In October 2015, Zainab became the first woman to complete an official marathon in Afghanistan. In the Netherlands ‘Zainab the Runner’ has become a female superhero cartoon, inspired by Zainab’s very real achievements.
Amy Sproston has been running since she was 11 years old and competing in ultramarathons since 2006. She is on the Montrail-Mountain Hardwear Team and is a world-class athlete, although you would never know it from her down-to-earth and humble attitude.
When she isn’t running, Amy works for an international nonprofit that helps people around the world after conflict, crisis and natural disaster, which has brought her to Afghanistan a number of times already. Through her travel for both work and running, Amy has had the opportunity to run in over 40 countries, and feels there is no better way to see the world. Amy is an inspirational role model for runners and non-runners alike.
Amy has competed in more than 60 ultramarathons over the past decade, winning more than 20 of those. Some of her top finishes include a win at the 2012 IAU 100K World Championship, the 2015 HURT 100, and 3 top-ten finishes at Western States, including a 3rd place finish there in 2013.
Jenny is a London-based lawyer as well as an athlete, triathlon coach and personal trainer. Jenny’s ultimate passion is promoting women’s participation in sport. Willing to do anything to help others achieve their goals and dreams, Jenny is a great believer in the power of sport as a tool to achieve equality. Jenny has been involved in sports from a young age and used to swim at an elite level for Scotland. Her involvement in sport has allowed her to travel the world and she has experience first hand of some of the difficulties women face in becoming involved in local sporting events in various countries.
As a keen triathlete and long-distance runner, Jenny is also an X-bionic (https://www.x-bionic.co.uk/) sponsored athlete. Jenny mentored Free to Run's first Iranian running team, who competed in the Iran Silk Road Ultramarathon in May 2016.
Mahsa is an Iranian woman who is working tirelessly to provide sports opportunities for women in her country. Ten years ago she broke barriers in Iran by negotiating with the cycling federation for the opportunity to travel by bicycle alone.
She opened the way for other females in the country who wanted to cycle, and started her own cycling team. In recent years, Mahsa has combined her love of cycling and climbing. She completed an expedition from the lowest point in Iran (-28m) to the highest (5671m) at the summit of Damavand mountain.
In February 2016, Mahsa made history by running in the first international marathon in Iran, which was only open to male entries. In May 2016, she ran in a 250km self-supported footrace through the Iranian Dasht-e-Lut desert. This was a ground-breaking event as it was the first time in almost four decades that men and women competed together in an Iranian running race.
Arzoo and kubra
Arzoo and Kubra became Free to Run Ambassadors in Afghanistan in 2016 after competing in RacingThePlanet Sri Lanka, a 250km self-supported ultramarathon. They formed part of the first mixed gender running team from their country.

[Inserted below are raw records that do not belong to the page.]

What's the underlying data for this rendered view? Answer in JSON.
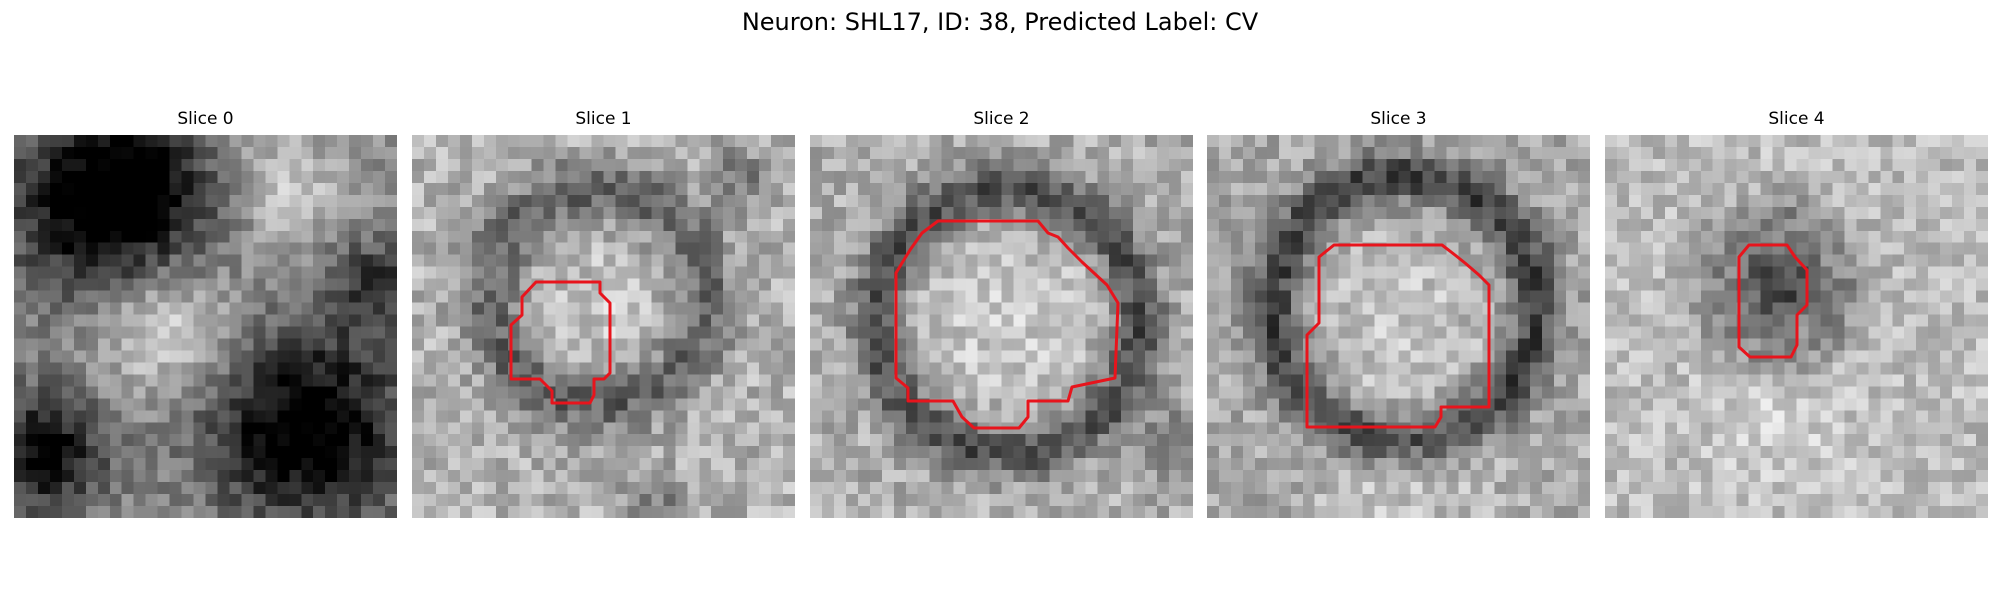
{
  "figure": {
    "title": "Neuron: SHL17, ID: 38, Predicted Label: CV"
  },
  "slices": [
    {
      "title": "Slice 0",
      "has_contour": false
    },
    {
      "title": "Slice 1",
      "has_contour": true
    },
    {
      "title": "Slice 2",
      "has_contour": true
    },
    {
      "title": "Slice 3",
      "has_contour": true
    },
    {
      "title": "Slice 4",
      "has_contour": true
    }
  ],
  "colors": {
    "contour": "#e8141c",
    "background": "#ffffff"
  }
}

Zhala is the youngest member of the Afghan national women's cycling team and a rising star in the Afghan sports scene. She joined the team at the age of only 13 and has been cycling at the national level for over three years now. Insults and stone throwing won't stop her training.
Jeri is an accomplished endurance athlete and ultra-runner. The former Singapore national team triathlete has successfully competed in many prestigious events such as the Ironman World Championships in Kona, Hawaii, the Ultra Trail Mont-Blanc 168km ultra-marathon in France, and the 330km Tor Des Geants. Her latest adventures for 2016 include the 298km Hong Kong 4 Trails Challenge, and the 895km TransPyrenea run in July.